Revenons à notre cousinade. Isabelle était donc mariée à François Dupaquier. Alors, l'honneur était sauvé ?
Robert qui, depuis le début nous avait raconté bien des choses, aurait préféré cette version. Il aurait préféré qu’Isabelle soit mariée. Que le petit ait un père. Quelle tristesse, un père tué à la guerre... Mais quelle belle histoire à raconter ! Robert préfère les belles histoires. Quitte à se mentir un peu. Il est sincère, Robert. Il croit vraiment à cette version avec Dupaquier pour mari. Plus de honte, plus de lourd secret.
On s’arrange tous avec notre mémoire. Il est bien pratique de pouvoir ainsi travestir le passé. Cela évite les confrontations avec ses valeurs ou avec ses croyances. Cela évite d’avoir à les questionner. Et si cette valeur, cette valeur qui m’a construit toute ma vie, cette valeur qui a contraint voire entravé mes actions jusqu’ici, et si cette valeur ne méritait pas que je la respecte autant ? Bigre. Diantre. Surtout pas !

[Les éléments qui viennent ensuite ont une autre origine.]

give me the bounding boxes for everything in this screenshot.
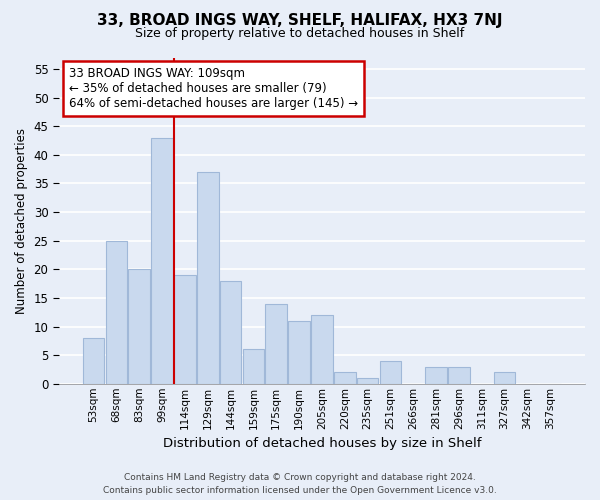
Bar [220,280,241,384]
Bar [425,366,447,384]
Bar [494,372,515,384]
Bar [334,372,356,384]
Text: Contains HM Land Registry data © Crown copyright and database right 2024.
Contai: Contains HM Land Registry data © Crown c… [103,473,497,495]
Bar [380,361,401,384]
Bar [128,270,150,384]
Text: Size of property relative to detached houses in Shelf: Size of property relative to detached ho… [136,28,464,40]
Bar [151,138,173,384]
Bar [106,240,127,384]
Bar [311,315,333,384]
Bar [242,350,264,384]
Bar [265,304,287,384]
Text: 33 BROAD INGS WAY: 109sqm
← 35% of detached houses are smaller (79)
64% of semi-: 33 BROAD INGS WAY: 109sqm ← 35% of detac… [70,68,358,110]
Bar [197,172,218,384]
Y-axis label: Number of detached properties: Number of detached properties [15,128,28,314]
Bar [174,275,196,384]
Bar [288,321,310,384]
Bar [83,338,104,384]
Bar [357,378,379,384]
Text: 33, BROAD INGS WAY, SHELF, HALIFAX, HX3 7NJ: 33, BROAD INGS WAY, SHELF, HALIFAX, HX3 … [97,12,503,28]
Bar [448,366,470,384]
X-axis label: Distribution of detached houses by size in Shelf: Distribution of detached houses by size … [163,437,481,450]
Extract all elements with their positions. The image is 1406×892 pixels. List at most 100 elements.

Il est plus facile de s’arranger avec l’histoire. Et de se laisser aller à y croire. Comment ? Cette Isabelle a eu un enfant sans être mariée ? Non, non, elle devait être mariée. Je crois même que je m’en souviens.
Certes, Isabelle était mariée. Hélas pour Robert, certaines dates allaient l’obliger à ouvrir les yeux. À l’une des tables, le pot aux roses fut vite découvert.
— Mais non, Dupaquier ne peut pas être le père ! Ça ne colle pas. Isabelle et François ont été mariés quelques mois seulement. François Dupaquier est mort l’année même de son mariage, en 1914. Or, Petit-Jean naît en 1917. Trois ans se sont écoulés. Trois ans de grossesse ? Non, c'est impossible. Ou alors c’est l’œuvre d’un fantôme.
François Dupaquier, le défunt mari, venait brutalement d’être écarté comme candidat à la paternité.
L’enfant était né d’une “ fille-mère”, on comprenait mieux la chanson entonnée tout à l’heure. Qui était le père de cet enfant né en 17 ? Le mystère restait entier, mais la journée n’était pas finie.